L’idée d’une Europe capable de se défendre seule est régulièrement avancée. Est-ce, selon vous, une ambition réaliste ou un discours encore très utopique, compte tenu de la dépendance actuelle aux États-Unis ?
Jean-Claude Allard : Quand on regarde la situation, notamment celle de l’Allemagne jusqu’à récemment, on constate que les États-Unis ont fourni l’essentiel des capacités de défense, qu’elles soient industrielles ou opérationnelles. L’Union européenne a longtemps accepté cette situation. On sent aujourd’hui qu’il pourrait y avoir, à terme, une baisse des capacités européennes, mais sans que l’Europe soit totalement démunie pour autant. Les capacités de défense dépendent aussi, c’est un truisme, de la nature et de la puissance de l’ennemi potentiel. Si les États-Unis partent, je pense que notre industrie d’armement sera toujours prête, à condition de s’adapter réellement à cette économie de guerre
Malgré cette volonté affichée d’autonomie, l’Europe achète encore environ la majorité de son équipement militaire aux États-Unis. Comment expliquez-vous ce paradoxe ?
Jusqu’à l’ébranlement très récent de la situation internationale, déjà perceptible en 2025, l’Europe évoluait dans un cadre relativement stable. La position américaine vis-à-vis de la défense européenne, et notamment du soutien à l’Ukraine, a commencé à évoluer, ce qui oblige aujourd’hui les Européens à revoir leurs choix. Mais il faut rappeler une chose essentielle : on ne change pas du jour au lendemain la structure des forces armées. De nombreux pays européens ont signé, il y a plusieurs années, des contrats pour des avions, des chars ou d’autres armements américains. Ces contrats engagent les États sur le long terme. On ne peut pas changer brutalement de fournisseur, d’autant plus que les industriels alternatifs auraient besoin de temps pour produire et livrer des équipements équivalents.
Peut-on alors réellement croire en une souveraineté militaire ? L’industrie française dispose-t-elle des ressources suffisantes pour produire durablement des blindés ou des missiles ?
C’est toute la difficulté. Le président de la République l’a rappelé récemment : l’industrie d’armement française est une industrie forte, performante, qui exporte beaucoup.
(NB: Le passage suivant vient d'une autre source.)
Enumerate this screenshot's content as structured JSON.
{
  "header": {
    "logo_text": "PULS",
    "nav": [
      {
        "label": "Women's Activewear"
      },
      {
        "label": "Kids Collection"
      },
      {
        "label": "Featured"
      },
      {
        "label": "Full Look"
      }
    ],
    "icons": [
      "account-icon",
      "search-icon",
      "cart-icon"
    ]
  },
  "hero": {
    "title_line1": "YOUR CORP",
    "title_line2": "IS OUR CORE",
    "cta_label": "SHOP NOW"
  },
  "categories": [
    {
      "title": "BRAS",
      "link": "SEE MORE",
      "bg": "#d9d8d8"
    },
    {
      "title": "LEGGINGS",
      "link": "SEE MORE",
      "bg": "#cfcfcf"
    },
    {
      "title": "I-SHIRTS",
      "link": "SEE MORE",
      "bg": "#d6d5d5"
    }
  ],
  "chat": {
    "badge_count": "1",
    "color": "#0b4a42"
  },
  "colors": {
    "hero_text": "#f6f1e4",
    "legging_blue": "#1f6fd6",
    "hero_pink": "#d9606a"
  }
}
Mais pour répondre à une hausse massive des commandes, elle doit investir dans ses usines et ses capacités de production, recruter et former des ouvriers qualifiés, développer des chaînes de formation. Tout cela a un coût financier important et, surtout, un coût en temps.
En dehors du domaine nucléaire, comme le Rafale ou certains missiles, l’industrie de défense française n’est pas totalement souveraine. Elle dépend de fournisseurs étrangers pour un certain nombre de composants. Sa capacité à produire dépend donc aussi de la volonté et de la disponibilité de ces fournisseurs.
Justement, le coût en temps n’est-il pas source d’inquiétude ? Le futur porte-avions français, annoncé il y a un mois, ne verrait le jour qu’en 2038, alors que la nature des conflits pourrait avoir changé de visage.
C’est toute la difficulté à laquelle sont confrontés les États. Une armée ne se construit pas en quelques mois. Au-delà des équipements, il faut recruter et former les femmes et les hommes qui les utiliseront.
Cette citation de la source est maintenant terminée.